I’VE long been mildly haunted by a story told to me by my friend Keith, who I enjoy talking to because he knows lots of things I don’t know and, in this case, could not possibly have guessed.
Keith’s story was about Eddie Cochran, the very cool rock star whose oeuvre includes ‘C’mon Everybody’ and ‘Summertime Blues’, which, like the works of, for example, Buddy Holly, Freddie Mercury, Marc Bolan, Amy Winehouse or Wolfgang Amadeus Mozart, far outlasted their sadly shortened lives.
Cochran, born in Minnesota, was killed in a car crash near Chippenham, Wiltshire, in 1960, aged 21. He was touring Britain with Gene Vincent (‘Be Bop A Lula’), who was badly injured in the accident, which was the sort of thing to be expected when in-demand performers travelled huge distances in cars without seatbelts or tiny planes, like the one in which the singer Jim Reeves crashed to earth in 1964, instantly upgrading himself from a very fine performer to an irreplaceable country legend.

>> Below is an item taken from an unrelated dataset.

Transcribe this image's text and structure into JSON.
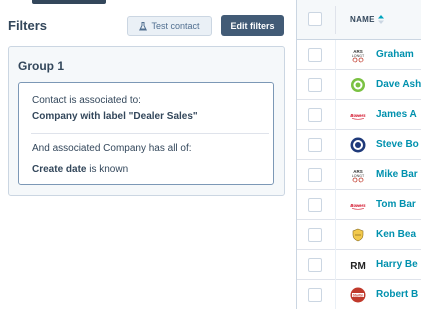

Eddie Cochran’s death was more of a tragedy than most deaths; he was a precocious talent and we’ll never know what would have happened to him next – a ground-breaking album perhaps, or a paunchy residency in Las Vegas or drugs and decline, although I can’t think that, like his near-contemporary, the original Beatles drummer Pete Best, he would have ever have joined the civil service.
However, and to my shame, I’m more struck by a small incident in the Eddie Cochran story than by wider issues of fame and mortality. My friend Keith, who reads an awful lot, even for a librarian, told me that one of the first people on the scene of the fatal Cochran crash was a cadet policeman called David Harman.
Harman later changed his name to Dave Dee and, with his friends Dozy, Beaky, Mick and Tich launched a band that might have changed the face of modern pop if they had been a bit more talented. You might remember some of their hits, like ‘Hold Tight’ and ‘The Legend of Xanadu’, if you also remember the Cuba missile crisis and Z-Cars.
I don’t know why I take such an interest in coincidence; the fact that a random car accident in Wiltshire could involve both a major American rock star and, er, Dave Dee has no deeper meaning than that it’s an interesting coincidence. Chasing its significance any further would lead you into the weird and dangerous land of conspiracy theories, which I’m not prepared to enter because it would mean keeping company with David Icke and the President of the United States.